ユダヤ人と私 その11 「戦場のピアニスト」

映画は、私たちが文字で学ぶ歴史を可視化してくれる不思議なメディアです。歴史の場にいなくても歴史の事実を追体験させてくれ、我々の知性や悟性を大いに刺激してくれます。

「The Pianist」という映画がありました。ここに登場するのは、第二次大戦のポーランド・ワルシャワ(Warsaw)と苦悩する市民です。破壊尽くされた街を一人の男がとぼとぼと食料かなにかを求めて歩いています。これが有名なピアニスなどとは誰も想像できません。戦争は人間を貴賤の別なく、哀れな存在としておっぽり出すのです。栄光も名誉もかなぐり捨てて食べ物をあさる人々がそこにいるのです。

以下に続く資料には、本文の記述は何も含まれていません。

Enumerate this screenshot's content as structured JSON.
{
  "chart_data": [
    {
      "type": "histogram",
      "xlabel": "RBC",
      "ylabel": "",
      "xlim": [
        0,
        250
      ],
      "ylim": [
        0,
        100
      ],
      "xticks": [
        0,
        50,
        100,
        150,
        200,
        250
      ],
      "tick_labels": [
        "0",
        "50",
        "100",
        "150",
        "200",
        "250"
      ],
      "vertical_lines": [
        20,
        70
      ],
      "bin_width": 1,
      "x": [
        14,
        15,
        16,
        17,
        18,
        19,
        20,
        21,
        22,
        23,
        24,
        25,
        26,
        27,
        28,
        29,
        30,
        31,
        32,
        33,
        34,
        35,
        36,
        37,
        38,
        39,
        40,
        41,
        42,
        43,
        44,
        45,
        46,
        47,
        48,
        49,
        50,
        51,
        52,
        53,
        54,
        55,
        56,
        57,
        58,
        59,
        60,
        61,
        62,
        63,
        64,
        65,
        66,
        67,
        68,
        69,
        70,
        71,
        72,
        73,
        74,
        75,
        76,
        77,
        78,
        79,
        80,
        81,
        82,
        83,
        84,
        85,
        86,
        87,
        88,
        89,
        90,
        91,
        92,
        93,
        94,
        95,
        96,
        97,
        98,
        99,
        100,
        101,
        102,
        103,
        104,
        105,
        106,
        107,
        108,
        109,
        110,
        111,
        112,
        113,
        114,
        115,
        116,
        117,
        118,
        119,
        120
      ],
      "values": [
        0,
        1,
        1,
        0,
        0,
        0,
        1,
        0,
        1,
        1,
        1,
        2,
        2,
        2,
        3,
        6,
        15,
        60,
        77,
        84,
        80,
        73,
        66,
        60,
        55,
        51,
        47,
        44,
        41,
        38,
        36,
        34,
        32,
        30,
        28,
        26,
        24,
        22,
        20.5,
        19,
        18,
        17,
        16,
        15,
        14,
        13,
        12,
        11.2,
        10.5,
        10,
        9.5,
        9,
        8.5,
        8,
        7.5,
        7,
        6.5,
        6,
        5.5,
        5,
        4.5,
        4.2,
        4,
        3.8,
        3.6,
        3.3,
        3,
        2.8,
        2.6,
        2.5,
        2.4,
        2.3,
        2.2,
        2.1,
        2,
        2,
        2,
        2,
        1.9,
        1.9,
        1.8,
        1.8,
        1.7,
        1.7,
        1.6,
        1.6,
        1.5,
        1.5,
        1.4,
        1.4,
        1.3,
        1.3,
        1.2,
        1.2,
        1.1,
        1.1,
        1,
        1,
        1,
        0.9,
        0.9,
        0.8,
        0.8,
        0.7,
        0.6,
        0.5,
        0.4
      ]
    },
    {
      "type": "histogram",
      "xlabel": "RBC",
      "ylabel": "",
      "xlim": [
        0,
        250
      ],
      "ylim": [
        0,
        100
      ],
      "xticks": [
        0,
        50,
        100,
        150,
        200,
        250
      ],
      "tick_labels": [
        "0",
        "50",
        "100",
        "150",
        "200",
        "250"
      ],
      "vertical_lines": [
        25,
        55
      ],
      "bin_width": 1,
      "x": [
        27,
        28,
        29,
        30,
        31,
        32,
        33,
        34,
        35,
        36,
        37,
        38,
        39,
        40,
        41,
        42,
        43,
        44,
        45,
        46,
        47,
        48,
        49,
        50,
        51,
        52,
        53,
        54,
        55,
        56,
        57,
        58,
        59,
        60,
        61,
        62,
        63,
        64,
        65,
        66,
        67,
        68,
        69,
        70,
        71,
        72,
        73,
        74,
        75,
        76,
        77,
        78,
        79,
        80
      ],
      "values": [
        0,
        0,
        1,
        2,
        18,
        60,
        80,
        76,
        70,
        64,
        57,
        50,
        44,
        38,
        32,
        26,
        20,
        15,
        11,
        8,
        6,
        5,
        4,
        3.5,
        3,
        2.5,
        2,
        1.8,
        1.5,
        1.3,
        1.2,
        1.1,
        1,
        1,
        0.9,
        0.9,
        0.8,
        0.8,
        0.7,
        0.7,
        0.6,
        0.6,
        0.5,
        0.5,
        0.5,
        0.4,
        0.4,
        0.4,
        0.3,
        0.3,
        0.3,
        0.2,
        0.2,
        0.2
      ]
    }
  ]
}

「The Pianist」は、ポーランドに住み、ピアニストとして活躍していたユダヤ人ウワディスワフ・シュピルマン(Whadyshaw Szpilman)の生き様を描いています。シュピルマンは、廃墟でピックルス入りの缶詰を拾い、それを開けようとします。そこにドイツ軍将校が立っています。「お前は誰か?」、「お前の職業はなんだったのか?」とシュピルマンにきく。

シュピルマン:「ピアニストだった。」
将校:「では弾いて貰おうか。」

半信半疑の将校は、ピアノのある部屋にシュピルマンを案内します。こうしてシュピルマンはピアノに向かってしばらく沈黙し、そして意を決して弾き始めます。曲はショパン(Frederic Chopin)のバラード一番、ト短調(Ballade NO.1, G minor)。戦争の最中、将校は至福の時間を過ごすかのように聞き惚れるのです。

弾き終わると自分のマントを寒さにあえぐシュピルマンに与えます。その時からピアニストに食料を届けるのです。将校の名はウィルム・ホーゼンフェルト(Wilm Hosenfeld)。弾く者と鑑賞できる者に国籍はいりません。この瞬間に二人には戦争もありません。